КНДР потребовала прекратить туры в этой т.н. «демилитаризованной зоне».
P.S. В деле об инциденте в Жёлтом море появилась ещё одна версия – о корейских (японских) «камикадзе». Версия Пхеньяна.
SEOUL, South Korea — North Korea accused the United States and South Korea on Monday of creating provocations by allowing tourists and journalists into the heavily armed buffer zone that has divided the Korean Peninsula since the armistice signed more than a half century ago.
In a statement reported by news agencies, the North demanded an end to the tours in the so-called demilitarized zone, calling them part of a pattern of «psychological warfare» and warning of «unpredictable incidents including the loss of human lives in this area for which the U.S. side will be wholly to blame».
While North Korean statements of belligerence are routine, the warning came as tensions in the Korean Peninsula were already high over the mysterious sinking of a South Korean naval patrol ship near the disputed border with the North on Friday. Hopes were dimming for 46 missing sailors of the 1,200-ton vessel, the Cheonan.
The North Korean warning said nothing of the ship’s sinking. South Korea has not ruled out North Korean sabotage of the vessel, and President Lee Myung-bak of South Korea has ordered an investigation.
No new survivors, nor any bodies, have been found since 58 of the ship’s 104 sailors were plucked from the water alive on Friday evening. Relatives of the missing sailed overnight aboard a military ship, arriving at the scene of the sinking on Sunday.
«I heard a terrible explosion and the ship keeled suddenly to the right. We lost power and telecommunications», Choi Won-il, captain of the Cheonan, told the relatives. «I was trapped in the cabin for five minutes before my colleagues broke the window in and let me out. When I got out, the stern had already broken away and disappeared underwater».
Most of those missing were believed to have been trapped inside their rapidly sinking ship as waters gushed into their dark underdeck, officials said.
«Many sailors were hanging onto the bow of the sinking ship», Kim Jin-ho, a crewman on a civilian ferry to Baengnyeong, a South Korean border island, told YTN television, describing the rescue scene on Friday night. «They were shouting for help. They were falling into water».
Regardless whether North Korea was involved, the vessel’s sinking reawakened South Koreans’ worst fears about the North Korean military.

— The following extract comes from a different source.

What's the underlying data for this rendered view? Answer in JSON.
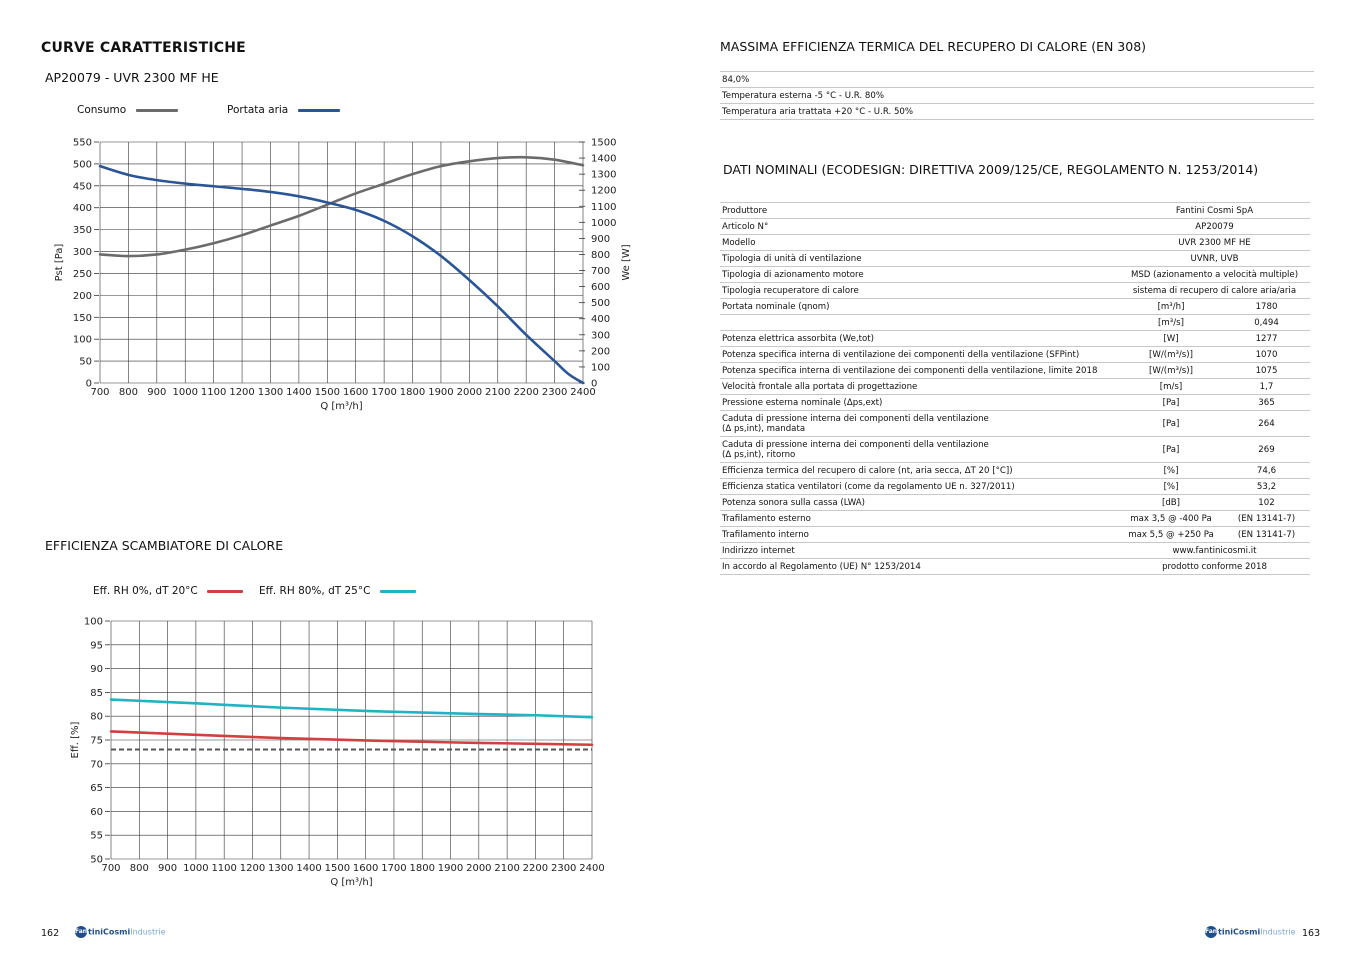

Ubiquitous propaganda billboards in North Korea’s cities and towns exhort its soldiers to turn themselves into kamikaze-like «human bomb» when war breaks out.
Some family members of the ship’s crew theorized that the Cheonan was rundown and in need of repair, an assertion that the military publicly denied.
Relatives were seen yelling «Liars!» and kicking the car carrying Captain Choi after his briefing.
The ship was on a routine patrol mission in the Yellow Sea when it sank near Baengnyeong, eight miles from the North Korean coast and 120 miles from the South Korean mainland.
The sinking is one of South Korea’s worst peacetime naval disasters. In 1974, a navy landing ship capsized off the south coast in stormy weather, killing 159 sailors and coast guard personnel. In 1967, 39 sailors were killed when North Korean shore guns pounded a South Korean Navy ship off the east coast.
Military accidents get special scrutiny here, since North and South Korea are still in an official state of war. All eligible South Korean men serve in the military.
The waters in the disputed western sea near the Koreas make up the most volatile section of the border. North Korea rejects a maritime demarcation line drawn by the United Nations at the end of the war. The two sides engaged in naval clashes in 1999 and 2002. In November, naval patrol boats from the North and South exchanged fire after a North Korean boat crossed the disputed sea border.